What the hell is a 73 yr old reserve doing on a Violent Crime Task Force anyway? 

Sounds like there are more issues than just being current on training.


----------



## SailDesign (Jul 17, 2014)

paratrooper said:


> Ya know, you being from the far left and all that stuff, you're not so bad. :mrgreen:


Backatcha. Wierd, isn't it?


----------



## paratrooper (Feb 1, 2012)

TAPnRACK said:


> What the hell is a 73 yr old reserve doing on a Violent Crime Task Force anyway?
> 
> Sounds like there are more issues than just being current on training.

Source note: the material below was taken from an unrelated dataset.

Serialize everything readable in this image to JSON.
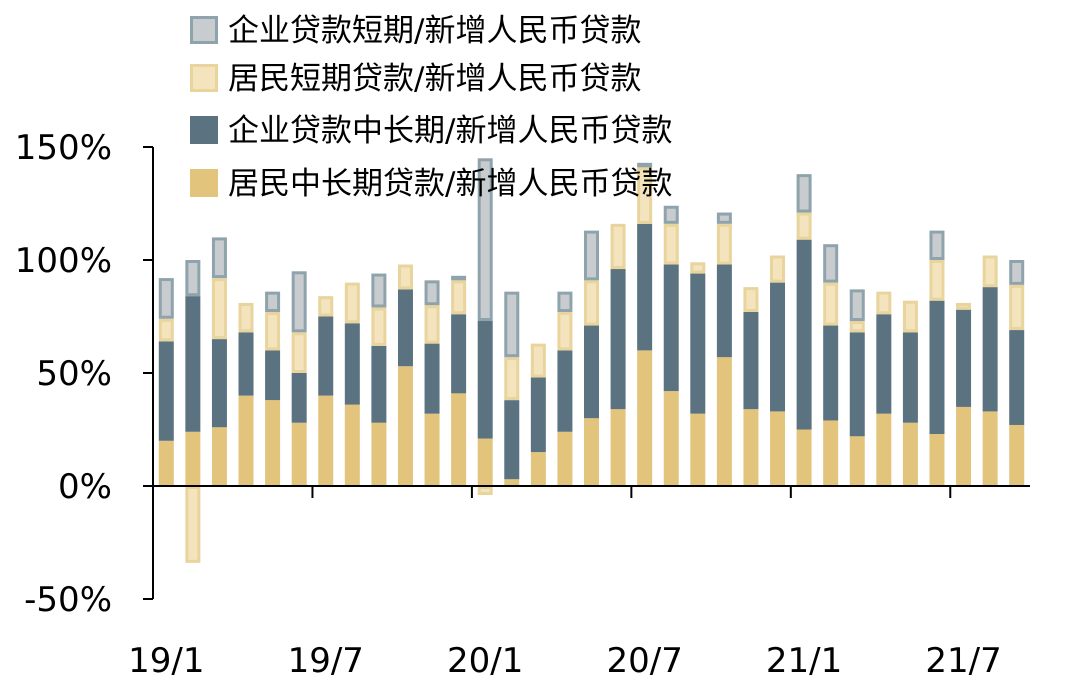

The more we learn about this, the more we know that the reserve deputy had a very cozy relationship with the sheriff himself. The reserve deputy donated both money and lots of equipment to the dept.

Supposedly, the reserve deputy took the sheriff on cruises and trips to Mexico.

Talk about having a cop in your back pocket...............:anim_lol:


----------



## desertman (Aug 29, 2013)

I hate to admit this but the guy looked like Dick Cheney.


----------



## paratrooper (Feb 1, 2012)

SailDesign said:


> Backatcha. Wierd, isn't it?


You mean the situation.....or the way you spelled weird? :smt033


----------



## SailDesign (Jul 17, 2014)

paratrooper said:


> You mean the situation.....or the way you spelled weird? :smt033


Both. 

I thought it looked funny....


----------



## SailDesign (Jul 17, 2014)

And now the Pay-To-Play deputy is off on vacation.... Unbelievable!

Tulsa reserve deputy Robert Bates heading to Bahamas, irking shooting victim's family - CBS News


----------



## TurboHonda (Aug 4, 2012)

SailDesign said:


> And now the Pay-To-Play deputy is off on vacation.... Unbelievable!
> 
> Tulsa reserve deputy Robert Bates heading to Bahamas, irking shooting victim's family - CBS News


Why the indignation, Sail? His vacation was already planned. He's on bail which allows travel and he's not due in court until July. Your disbelief seems strangely un-liberal. :smt083


----------



## SailDesign (Jul 17, 2014)

TurboHonda said:


> Why the indignation, Sail? His vacation was already planned. He's on bail which allows travel and he's not due in court until July. Your disbelief seems strangely un-liberal. :smt083


Bail allows foreign travel? Only if you get special permission, which this guy seems to have done, I know. But - considering this is a case of him killing a guy unlawfully, I would have thought they would say "No". I sure as shit would have.


----------



## Goldwing (Nov 5, 2014)

Maybe he has a judge in his pocket too.

GW


----------